The Senate Health and Human Services Committee advanced House Bill 26-1238, which would designate emergency medical services (EMS) as an essential service, moving the measure to the Committee of the Whole with a favorable recommendation and placing it on the committee’s consent calendar.
Senator Bazely, a co-prime sponsor, told the committee the change would ‘‘elevate emergency management services to the same level as law enforcement and fire’’ and help secure funding and staffing stability for EMS agencies.
Mike Bateman, who identified himself as representing the Health Facilities and Emergency Medical Services Division of the Colorado Department of Public Health and Environment, told the committee Colorado EMS agencies respond to "more than 900,000 calls per year" and said many rural agencies operate below a financial-viability threshold. "Many rural agencies are called to respond fewer than 1,200 times per year, which is the threshold for financial viability," Bateman said, adding that if low-volume agencies closed, more than 42,000 EMS calls could go unanswered annually and that six counties currently rely on out-of-state agencies for EMS coverage.

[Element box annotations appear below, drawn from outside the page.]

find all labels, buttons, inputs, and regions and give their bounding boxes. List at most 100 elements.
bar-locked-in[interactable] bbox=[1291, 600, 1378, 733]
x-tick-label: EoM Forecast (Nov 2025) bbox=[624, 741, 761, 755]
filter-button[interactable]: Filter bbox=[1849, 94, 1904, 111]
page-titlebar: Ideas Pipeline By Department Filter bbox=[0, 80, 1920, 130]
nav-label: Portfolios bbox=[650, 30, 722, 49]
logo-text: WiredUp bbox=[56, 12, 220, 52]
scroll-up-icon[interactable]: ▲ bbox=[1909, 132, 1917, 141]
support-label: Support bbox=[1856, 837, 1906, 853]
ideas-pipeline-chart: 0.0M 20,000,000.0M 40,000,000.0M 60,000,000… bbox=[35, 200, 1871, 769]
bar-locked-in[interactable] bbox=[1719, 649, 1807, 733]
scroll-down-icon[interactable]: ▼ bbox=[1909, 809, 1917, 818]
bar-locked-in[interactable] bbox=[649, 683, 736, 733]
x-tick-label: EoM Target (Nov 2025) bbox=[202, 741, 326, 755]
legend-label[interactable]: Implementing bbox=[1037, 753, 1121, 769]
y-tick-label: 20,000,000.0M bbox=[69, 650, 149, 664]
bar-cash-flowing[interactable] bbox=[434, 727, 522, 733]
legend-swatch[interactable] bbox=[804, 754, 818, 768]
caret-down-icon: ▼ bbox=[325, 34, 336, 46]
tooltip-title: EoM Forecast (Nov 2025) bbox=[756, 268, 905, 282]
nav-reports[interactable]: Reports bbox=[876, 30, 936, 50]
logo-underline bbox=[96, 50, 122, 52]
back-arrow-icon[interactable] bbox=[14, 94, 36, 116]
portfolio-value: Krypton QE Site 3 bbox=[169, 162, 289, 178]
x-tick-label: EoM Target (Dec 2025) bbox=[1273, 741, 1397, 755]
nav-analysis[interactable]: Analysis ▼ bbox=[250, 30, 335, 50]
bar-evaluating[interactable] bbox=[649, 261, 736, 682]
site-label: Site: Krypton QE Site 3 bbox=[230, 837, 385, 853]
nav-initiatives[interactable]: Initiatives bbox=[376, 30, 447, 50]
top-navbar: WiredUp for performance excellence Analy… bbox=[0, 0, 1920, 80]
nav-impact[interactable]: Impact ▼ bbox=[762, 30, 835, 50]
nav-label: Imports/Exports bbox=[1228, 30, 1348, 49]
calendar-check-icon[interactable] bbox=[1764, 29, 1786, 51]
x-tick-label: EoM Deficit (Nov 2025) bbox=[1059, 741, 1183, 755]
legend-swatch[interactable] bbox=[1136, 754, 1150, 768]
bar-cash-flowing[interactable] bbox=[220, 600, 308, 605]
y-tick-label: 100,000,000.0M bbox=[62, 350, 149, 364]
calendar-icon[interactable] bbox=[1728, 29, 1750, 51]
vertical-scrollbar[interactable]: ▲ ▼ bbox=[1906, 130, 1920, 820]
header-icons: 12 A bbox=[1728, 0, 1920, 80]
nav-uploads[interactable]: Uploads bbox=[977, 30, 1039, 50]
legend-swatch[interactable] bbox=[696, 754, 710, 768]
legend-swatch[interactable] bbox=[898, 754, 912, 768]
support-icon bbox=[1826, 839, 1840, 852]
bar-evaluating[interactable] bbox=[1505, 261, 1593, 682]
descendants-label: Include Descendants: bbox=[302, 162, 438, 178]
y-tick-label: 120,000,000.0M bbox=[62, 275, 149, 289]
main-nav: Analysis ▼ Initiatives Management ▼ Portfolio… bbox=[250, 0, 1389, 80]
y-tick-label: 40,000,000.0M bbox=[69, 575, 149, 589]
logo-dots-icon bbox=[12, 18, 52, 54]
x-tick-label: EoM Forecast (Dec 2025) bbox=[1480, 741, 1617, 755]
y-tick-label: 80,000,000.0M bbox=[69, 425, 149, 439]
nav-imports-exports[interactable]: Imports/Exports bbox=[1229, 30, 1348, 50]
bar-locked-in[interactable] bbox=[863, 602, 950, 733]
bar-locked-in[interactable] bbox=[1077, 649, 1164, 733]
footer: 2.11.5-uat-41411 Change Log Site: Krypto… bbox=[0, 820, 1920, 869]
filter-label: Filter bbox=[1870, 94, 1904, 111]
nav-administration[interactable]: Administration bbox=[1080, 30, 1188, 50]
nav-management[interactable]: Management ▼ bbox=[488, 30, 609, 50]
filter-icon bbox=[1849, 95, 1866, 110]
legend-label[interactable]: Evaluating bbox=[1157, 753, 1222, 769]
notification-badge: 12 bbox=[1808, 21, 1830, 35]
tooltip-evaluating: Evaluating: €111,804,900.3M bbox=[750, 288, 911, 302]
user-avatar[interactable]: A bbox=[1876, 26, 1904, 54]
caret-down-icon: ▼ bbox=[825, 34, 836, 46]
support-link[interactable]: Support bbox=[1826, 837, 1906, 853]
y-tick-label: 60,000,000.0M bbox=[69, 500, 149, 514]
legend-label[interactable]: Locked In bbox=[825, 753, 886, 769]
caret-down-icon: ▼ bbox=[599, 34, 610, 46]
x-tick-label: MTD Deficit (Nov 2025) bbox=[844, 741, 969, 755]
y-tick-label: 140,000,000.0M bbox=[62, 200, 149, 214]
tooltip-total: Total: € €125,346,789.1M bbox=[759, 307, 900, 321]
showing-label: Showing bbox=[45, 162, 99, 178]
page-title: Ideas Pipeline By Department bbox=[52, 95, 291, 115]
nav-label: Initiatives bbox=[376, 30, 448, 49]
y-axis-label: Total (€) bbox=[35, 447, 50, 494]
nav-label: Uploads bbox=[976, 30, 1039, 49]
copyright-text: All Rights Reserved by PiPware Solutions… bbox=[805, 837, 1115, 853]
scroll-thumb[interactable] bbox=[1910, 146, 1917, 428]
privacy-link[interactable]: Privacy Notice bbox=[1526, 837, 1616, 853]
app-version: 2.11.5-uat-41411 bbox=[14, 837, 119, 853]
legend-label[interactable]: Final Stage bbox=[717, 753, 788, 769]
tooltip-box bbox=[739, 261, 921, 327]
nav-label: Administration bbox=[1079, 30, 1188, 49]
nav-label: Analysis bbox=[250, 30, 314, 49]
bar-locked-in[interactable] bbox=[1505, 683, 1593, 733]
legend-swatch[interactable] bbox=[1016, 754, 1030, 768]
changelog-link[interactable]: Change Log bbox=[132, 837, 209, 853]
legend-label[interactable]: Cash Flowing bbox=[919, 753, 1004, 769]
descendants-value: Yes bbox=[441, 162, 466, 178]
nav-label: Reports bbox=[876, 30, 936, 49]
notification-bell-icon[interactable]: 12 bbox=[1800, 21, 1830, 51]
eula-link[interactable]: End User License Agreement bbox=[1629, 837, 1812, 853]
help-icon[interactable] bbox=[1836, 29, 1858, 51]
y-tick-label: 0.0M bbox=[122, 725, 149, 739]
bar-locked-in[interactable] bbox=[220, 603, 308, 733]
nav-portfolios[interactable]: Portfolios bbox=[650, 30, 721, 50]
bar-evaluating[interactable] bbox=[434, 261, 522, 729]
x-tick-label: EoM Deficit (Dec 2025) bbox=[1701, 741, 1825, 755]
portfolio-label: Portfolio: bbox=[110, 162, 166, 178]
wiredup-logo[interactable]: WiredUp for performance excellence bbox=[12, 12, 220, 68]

Timothy Deanston, chief executive officer of Uniontown Regional Health Service District and treasurer of the Emergency Medical Services Association of Colorado, said the bill recognizes EMS as a frontline health-care service, not just transportation, and would support reforms such as treatment-in-place and alternative destinations that aim to use health-care resources more efficiently.
Committee action reflected unanimous support in the hearing: Madam Vice Chair moved the bill to the Committee of the Whole with a favorable recommendation; the motion passed on roll call and the vice chair requested placement on the consent calendar, which the committee approved with no opposition.
The bill’s supporters said statutory designation would open more funding and coordination opportunities for EMS, particularly in rural and frontier counties where hospitals and trauma centers are distant or absent. The Committee of the Whole will receive the bill next; it was added to the committee’s consent calendar for expedited consideration.